A pre-emptive attack delays this outcome, but does not prevent it.

There is a real possibility of a nuclear arms race involving Saudi Arabia, perhaps Turkey and Egypt, and potentially others. The more nuclear stuff in circulation, the greater the risk of proliferation by a non-state actor, the overarching concern that led the Bush administration into Iraq in 2003.
'Second wave' fear

But how did we get from al-Qaeda's attack on the World Trade Center and the Pentagon to Baghdad and the vain search for weapons of mass destruction?

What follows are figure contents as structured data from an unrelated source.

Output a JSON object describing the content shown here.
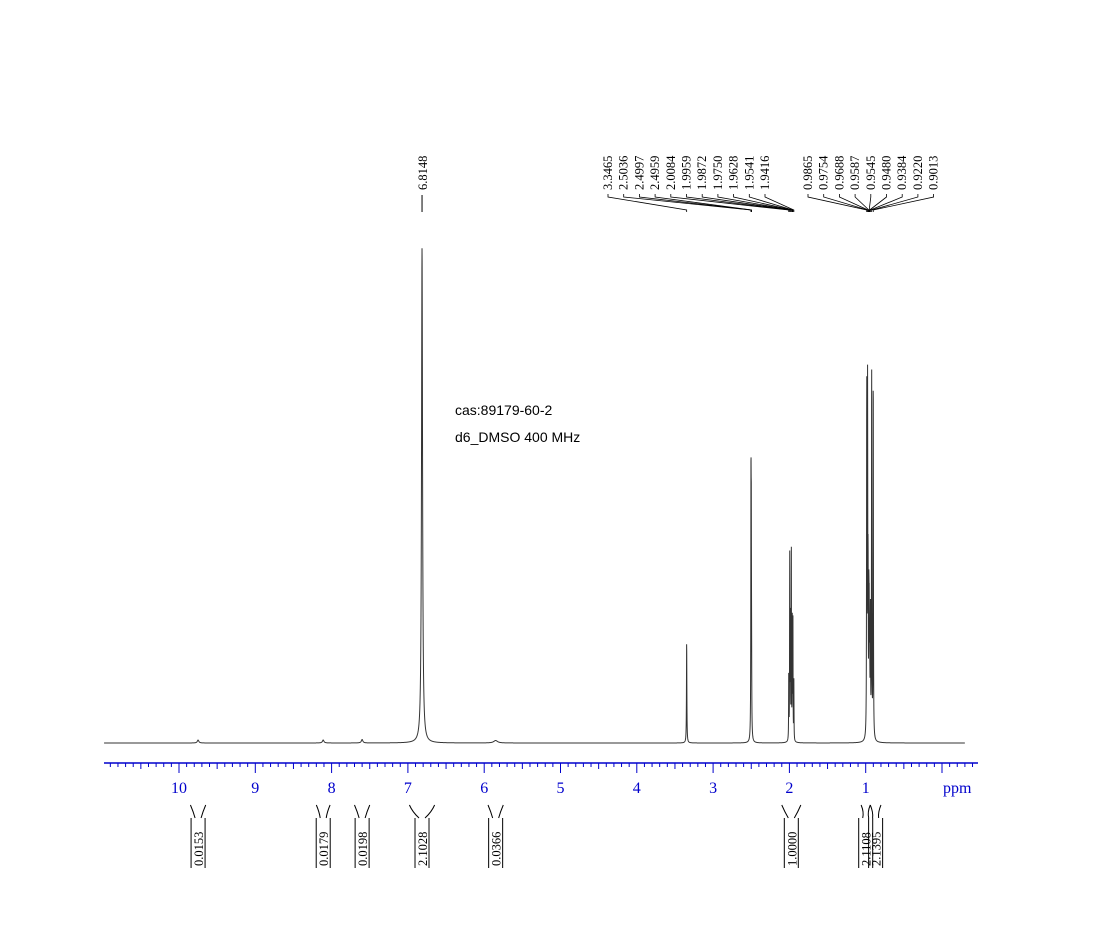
{
  "chart_data": {
    "type": "line",
    "x_unit": "ppm",
    "xlim": [
      11.0,
      -0.3
    ],
    "ylim": [
      0,
      1.0
    ],
    "x_ticks": [
      10,
      9,
      8,
      7,
      6,
      5,
      4,
      3,
      2,
      1
    ],
    "annotation": [
      "cas:89179-60-2",
      "d6_DMSO  400 MHz"
    ],
    "peaks": [
      {
        "ppm": 9.75,
        "height": 0.006,
        "width": 0.012
      },
      {
        "ppm": 8.11,
        "height": 0.006,
        "width": 0.012
      },
      {
        "ppm": 7.6,
        "height": 0.007,
        "width": 0.012
      },
      {
        "ppm": 6.8148,
        "height": 1.0,
        "width": 0.008
      },
      {
        "ppm": 5.85,
        "height": 0.005,
        "width": 0.03
      },
      {
        "ppm": 3.3465,
        "height": 0.205,
        "width": 0.003
      },
      {
        "ppm": 2.5036,
        "height": 0.48,
        "width": 0.0025
      },
      {
        "ppm": 2.4997,
        "height": 0.36,
        "width": 0.0025
      },
      {
        "ppm": 2.4959,
        "height": 0.12,
        "width": 0.0025
      },
      {
        "ppm": 2.0084,
        "height": 0.14,
        "width": 0.002
      },
      {
        "ppm": 1.9959,
        "height": 0.38,
        "width": 0.002
      },
      {
        "ppm": 1.9872,
        "height": 0.27,
        "width": 0.002
      },
      {
        "ppm": 1.975,
        "height": 0.4,
        "width": 0.002
      },
      {
        "ppm": 1.9628,
        "height": 0.24,
        "width": 0.002
      },
      {
        "ppm": 1.9541,
        "height": 0.26,
        "width": 0.002
      },
      {
        "ppm": 1.9416,
        "height": 0.12,
        "width": 0.002
      },
      {
        "ppm": 0.9865,
        "height": 0.72,
        "width": 0.0025
      },
      {
        "ppm": 0.9754,
        "height": 0.68,
        "width": 0.0025
      },
      {
        "ppm": 0.9688,
        "height": 0.3,
        "width": 0.0025
      },
      {
        "ppm": 0.9587,
        "height": 0.25,
        "width": 0.0025
      },
      {
        "ppm": 0.9545,
        "height": 0.2,
        "width": 0.0025
      },
      {
        "ppm": 0.948,
        "height": 0.18,
        "width": 0.0025
      },
      {
        "ppm": 0.9384,
        "height": 0.25,
        "width": 0.0025
      },
      {
        "ppm": 0.922,
        "height": 0.76,
        "width": 0.0025
      },
      {
        "ppm": 0.9013,
        "height": 0.75,
        "width": 0.0025
      }
    ],
    "peak_labels": {
      "single": {
        "ppm": 6.8148,
        "label": "6.8148"
      },
      "group1": {
        "labels": [
          "3.3465",
          "2.5036",
          "2.4997",
          "2.4959",
          "2.0084",
          "1.9959",
          "1.9872",
          "1.9750",
          "1.9628",
          "1.9541",
          "1.9416"
        ],
        "ppm": [
          3.3465,
          2.5036,
          2.4997,
          2.4959,
          2.0084,
          1.9959,
          1.9872,
          1.975,
          1.9628,
          1.9541,
          1.9416
        ]
      },
      "group2": {
        "labels": [
          "0.9865",
          "0.9754",
          "0.9688",
          "0.9587",
          "0.9545",
          "0.9480",
          "0.9384",
          "0.9220",
          "0.9013"
        ],
        "ppm": [
          0.9865,
          0.9754,
          0.9688,
          0.9587,
          0.9545,
          0.948,
          0.9384,
          0.922,
          0.9013
        ]
      }
    },
    "integrals": [
      {
        "from": 9.85,
        "to": 9.65,
        "value": "0.0153"
      },
      {
        "from": 8.2,
        "to": 8.02,
        "value": "0.0179"
      },
      {
        "from": 7.7,
        "to": 7.5,
        "value": "0.0198"
      },
      {
        "from": 6.98,
        "to": 6.65,
        "value": "2.1028"
      },
      {
        "from": 5.95,
        "to": 5.75,
        "value": "0.0366"
      },
      {
        "from": 2.1,
        "to": 1.85,
        "value": "1.0000"
      },
      {
        "from": 1.06,
        "to": 0.94,
        "value": "2.1108"
      },
      {
        "from": 0.94,
        "to": 0.8,
        "value": "2.1395"
      }
    ],
    "colors": {
      "axis": "#0000cc",
      "trace": "#333333",
      "text": "#000000"
    }
  }
}
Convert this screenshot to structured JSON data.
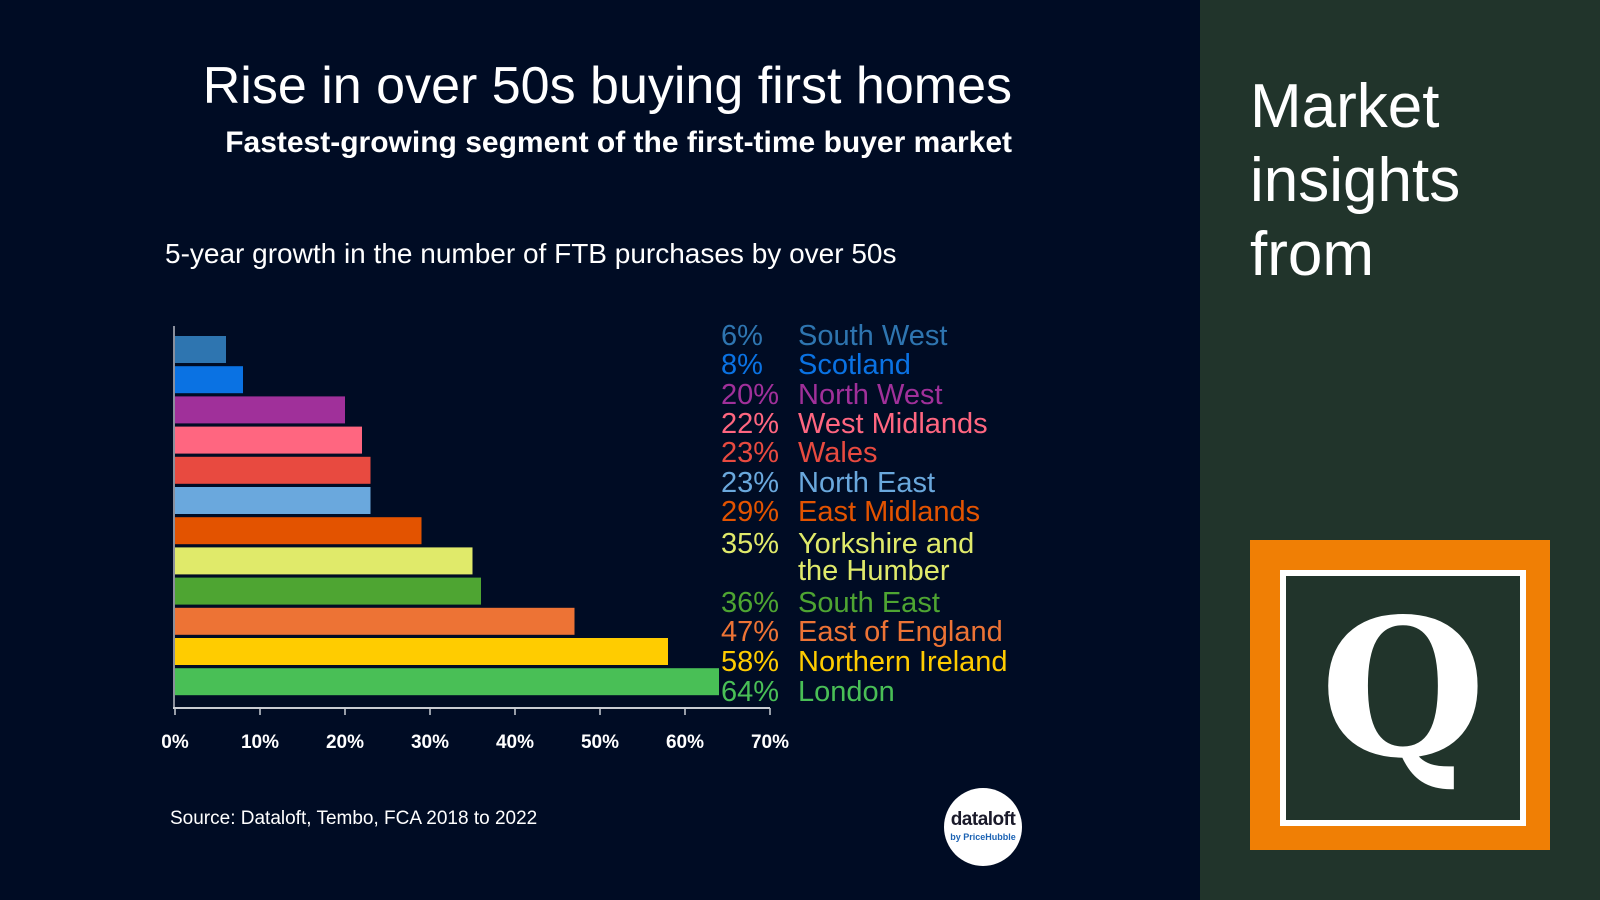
{
  "header": {
    "title": "Rise in over 50s buying first homes",
    "subtitle": "Fastest-growing segment of the first-time buyer market"
  },
  "chart_heading": "5-year growth in the number of FTB purchases by over 50s",
  "source": "Source: Dataloft, Tembo, FCA 2018 to 2022",
  "logo": {
    "main": "dataloft",
    "sub": "by PriceHubble"
  },
  "side": {
    "heading": "Market\ninsights\nfrom",
    "q_letter": "Q"
  },
  "chart_data": {
    "type": "bar",
    "orientation": "horizontal",
    "title": "5-year growth in the number of FTB purchases by over 50s",
    "xlim": [
      0,
      70
    ],
    "x_ticks": [
      "0%",
      "10%",
      "20%",
      "30%",
      "40%",
      "50%",
      "60%",
      "70%"
    ],
    "grid": false,
    "legend": "right",
    "categories": [
      "South West",
      "Scotland",
      "North West",
      "West Midlands",
      "Wales",
      "North East",
      "East Midlands",
      "Yorkshire and the Humber",
      "South East",
      "East of England",
      "Northern Ireland",
      "London"
    ],
    "values": [
      6,
      8,
      20,
      22,
      23,
      23,
      29,
      35,
      36,
      47,
      58,
      64
    ],
    "value_labels": [
      "6%",
      "8%",
      "20%",
      "22%",
      "23%",
      "23%",
      "29%",
      "35%",
      "36%",
      "47%",
      "58%",
      "64%"
    ],
    "label_lines": [
      [
        "South West"
      ],
      [
        "Scotland"
      ],
      [
        "North West"
      ],
      [
        "West Midlands"
      ],
      [
        "Wales"
      ],
      [
        "North East"
      ],
      [
        "East Midlands"
      ],
      [
        "Yorkshire and",
        "the Humber"
      ],
      [
        "South East"
      ],
      [
        "East of England"
      ],
      [
        "Northern Ireland"
      ],
      [
        "London"
      ]
    ],
    "colors": [
      "#2e75b0",
      "#0a72e3",
      "#a0309a",
      "#ff6680",
      "#e84a40",
      "#6aa8dd",
      "#e35300",
      "#e0ea6a",
      "#4ea532",
      "#ed7335",
      "#ffcc00",
      "#49bf56"
    ]
  }
}
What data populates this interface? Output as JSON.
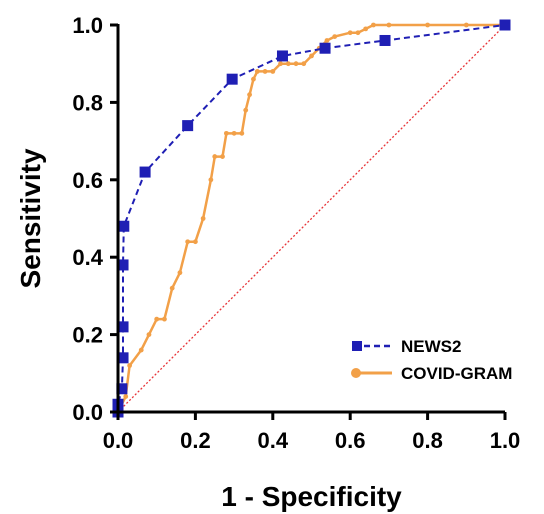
{
  "chart_data": {
    "type": "line",
    "xlabel": "1 - Specificity",
    "ylabel": "Sensitivity",
    "xlim": [
      0,
      1
    ],
    "ylim": [
      0,
      1
    ],
    "xticks": [
      "0.0",
      "0.2",
      "0.4",
      "0.6",
      "0.8",
      "1.0"
    ],
    "yticks": [
      "0.0",
      "0.2",
      "0.4",
      "0.6",
      "0.8",
      "1.0"
    ],
    "legend_position": "bottom-right",
    "reference_line": {
      "x": [
        0,
        1
      ],
      "y": [
        0,
        1
      ],
      "color": "#e8363a",
      "style": "dotted"
    },
    "series": [
      {
        "name": "NEWS2",
        "color": "#1f1fb4",
        "line_style": "dashed",
        "marker": "square",
        "x": [
          0,
          0,
          0.01,
          0.013,
          0.013,
          0.013,
          0.015,
          0.07,
          0.18,
          0.295,
          0.425,
          0.535,
          0.69,
          1.0
        ],
        "y": [
          0,
          0.02,
          0.06,
          0.14,
          0.22,
          0.38,
          0.48,
          0.62,
          0.74,
          0.86,
          0.92,
          0.94,
          0.96,
          1.0
        ]
      },
      {
        "name": "COVID-GRAM",
        "color": "#f2a048",
        "line_style": "solid",
        "marker": "circle",
        "x": [
          0,
          0.02,
          0.03,
          0.06,
          0.08,
          0.1,
          0.12,
          0.14,
          0.16,
          0.18,
          0.2,
          0.22,
          0.24,
          0.25,
          0.27,
          0.28,
          0.3,
          0.32,
          0.33,
          0.34,
          0.35,
          0.36,
          0.38,
          0.4,
          0.42,
          0.44,
          0.46,
          0.48,
          0.5,
          0.52,
          0.54,
          0.56,
          0.6,
          0.62,
          0.64,
          0.66,
          0.7,
          0.8,
          0.9,
          1.0
        ],
        "y": [
          0,
          0.04,
          0.12,
          0.16,
          0.2,
          0.24,
          0.24,
          0.32,
          0.36,
          0.44,
          0.44,
          0.5,
          0.6,
          0.66,
          0.66,
          0.72,
          0.72,
          0.72,
          0.78,
          0.82,
          0.86,
          0.88,
          0.88,
          0.88,
          0.9,
          0.9,
          0.9,
          0.9,
          0.92,
          0.94,
          0.96,
          0.97,
          0.98,
          0.98,
          0.99,
          1.0,
          1.0,
          1.0,
          1.0,
          1.0
        ]
      }
    ]
  }
}
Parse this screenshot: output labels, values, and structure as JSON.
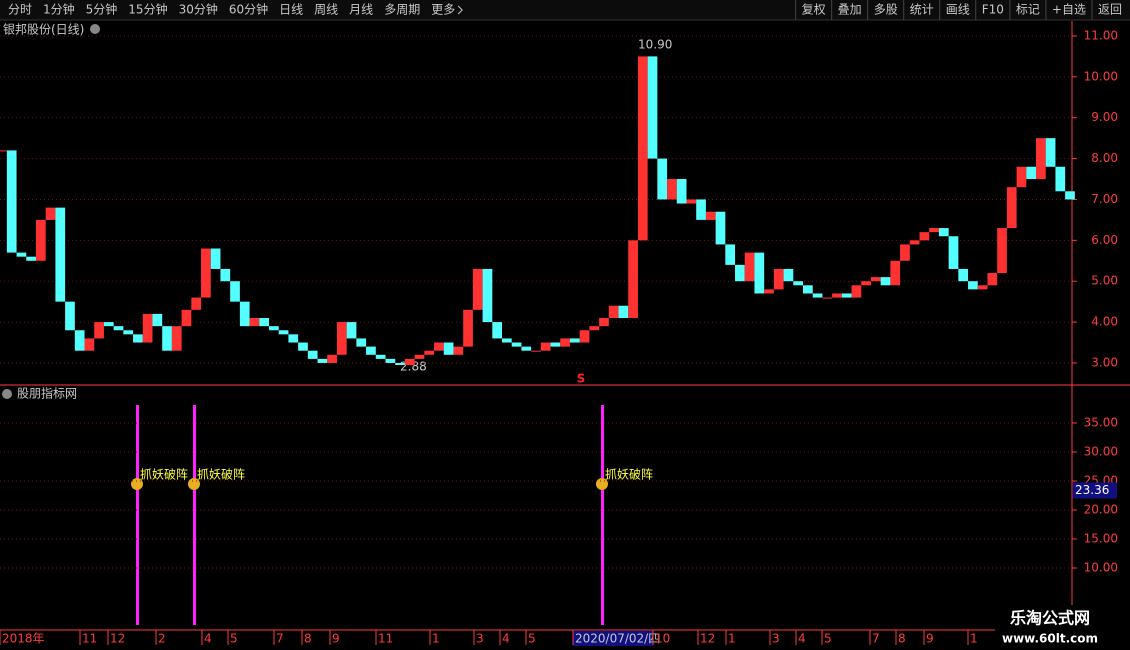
{
  "toolbar": {
    "periods": [
      "分时",
      "1分钟",
      "5分钟",
      "15分钟",
      "30分钟",
      "60分钟",
      "日线",
      "周线",
      "月线",
      "多周期",
      "更多"
    ],
    "actions": [
      "复权",
      "叠加",
      "多股",
      "统计",
      "画线",
      "F10",
      "标记",
      "+自选",
      "返回"
    ]
  },
  "chart_data": {
    "type": "price",
    "title": "银邦股份(日线)",
    "values": [
      8.2,
      5.7,
      5.6,
      5.5,
      6.5,
      6.8,
      4.5,
      3.8,
      3.3,
      3.6,
      4.0,
      3.9,
      3.8,
      3.7,
      3.5,
      4.2,
      3.9,
      3.3,
      3.9,
      4.3,
      4.6,
      5.8,
      5.3,
      5.0,
      4.5,
      3.9,
      4.1,
      3.9,
      3.8,
      3.7,
      3.5,
      3.3,
      3.1,
      3.0,
      3.2,
      4.0,
      3.6,
      3.4,
      3.2,
      3.1,
      3.0,
      2.95,
      3.1,
      3.2,
      3.3,
      3.5,
      3.2,
      3.4,
      4.3,
      5.3,
      4.0,
      3.6,
      3.5,
      3.4,
      3.3,
      3.3,
      3.5,
      3.4,
      3.6,
      3.5,
      3.8,
      3.9,
      4.1,
      4.4,
      4.1,
      6.0,
      10.5,
      8.0,
      7.0,
      7.5,
      6.9,
      7.0,
      6.5,
      6.7,
      5.9,
      5.4,
      5.0,
      5.7,
      4.7,
      4.8,
      5.3,
      5.0,
      4.9,
      4.7,
      4.6,
      4.6,
      4.7,
      4.6,
      4.9,
      5.0,
      5.1,
      4.9,
      5.5,
      5.9,
      6.0,
      6.2,
      6.3,
      6.1,
      5.3,
      5.0,
      4.8,
      4.9,
      5.2,
      6.3,
      7.3,
      7.8,
      7.5,
      8.5,
      7.8,
      7.2,
      7.0
    ],
    "ylim": [
      2.5,
      11.4
    ],
    "yticks": [
      {
        "value": 3,
        "label": "3.00"
      },
      {
        "value": 4,
        "label": "4.00"
      },
      {
        "value": 5,
        "label": "5.00"
      },
      {
        "value": 6,
        "label": "6.00"
      },
      {
        "value": 7,
        "label": "7.00"
      },
      {
        "value": 8,
        "label": "8.00"
      },
      {
        "value": 9,
        "label": "9.00"
      },
      {
        "value": 10,
        "label": "10.00"
      },
      {
        "value": 11,
        "label": "11.00"
      }
    ],
    "high": {
      "value": 10.9,
      "label": "10.90"
    },
    "low": {
      "value": 2.88,
      "label": "2.88"
    },
    "marker": "S"
  },
  "indicator": {
    "title": "股朋指标网",
    "ylim": [
      0,
      40
    ],
    "yticks": [
      {
        "value": 10,
        "label": "10.00"
      },
      {
        "value": 15,
        "label": "15.00"
      },
      {
        "value": 20,
        "label": "20.00"
      },
      {
        "value": 25,
        "label": "25.00"
      },
      {
        "value": 30,
        "label": "30.00"
      },
      {
        "value": 35,
        "label": "35.00"
      }
    ],
    "current": {
      "value": 23.36,
      "label": "23.36"
    },
    "signals": [
      "抓妖破阵",
      "抓妖破阵",
      "抓妖破阵"
    ]
  },
  "x_axis": [
    "2018年",
    "11",
    "12",
    "2",
    "4",
    "5",
    "7",
    "8",
    "9",
    "11",
    "1",
    "3",
    "4",
    "5",
    "2020/07/02/四",
    "10",
    "12",
    "1",
    "3",
    "4",
    "5",
    "7",
    "8",
    "9",
    "1"
  ],
  "watermark": {
    "name": "乐淘公式网",
    "url": "www.60lt.com"
  }
}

Despite the efforts of Vice-President Dick Cheney to join the dots between Iraq and 9/11 that simply did not exist, there was no plausible alliance between Saddam and Bin Laden.

Al-Qaeda's vision of a caliphate, impractical as it might have been, came at Saddam Hussein's expense.

The enemy of an enemy can become an ally at any moment in time, but there is a difference between giving a terrorist group financial or technical support (nothing close to that provided by Iran or even Pakistan, which has been perversely rewarded despite its known association with terrorists), and giving them an existential weapon that can be turned against any state and any apostate leader.

Saddam Hussein was never going to give Bin Laden a bomb.

Nonetheless, the Bush administration's sense of urgency came from the combination of two surprise attacks, not just September 11 but especially the anthrax letters one month later.

As former National Security Advisor Secretary of State Condoleezza Rice writes in her recent memoir, Iraq came up at a Camp David meeting right after 9/11 and was dismissed as a "distraction."

But after the anthrax letters reached the US Capitol, moncler terrorism and weapons of mass destruction merged within the same frame.

"We were all convinced it was al-Qaeda's second wave," Ms Rice recalls.

Having declared there would be no distinction between the actual terrorists and those who support them, calculations shifted.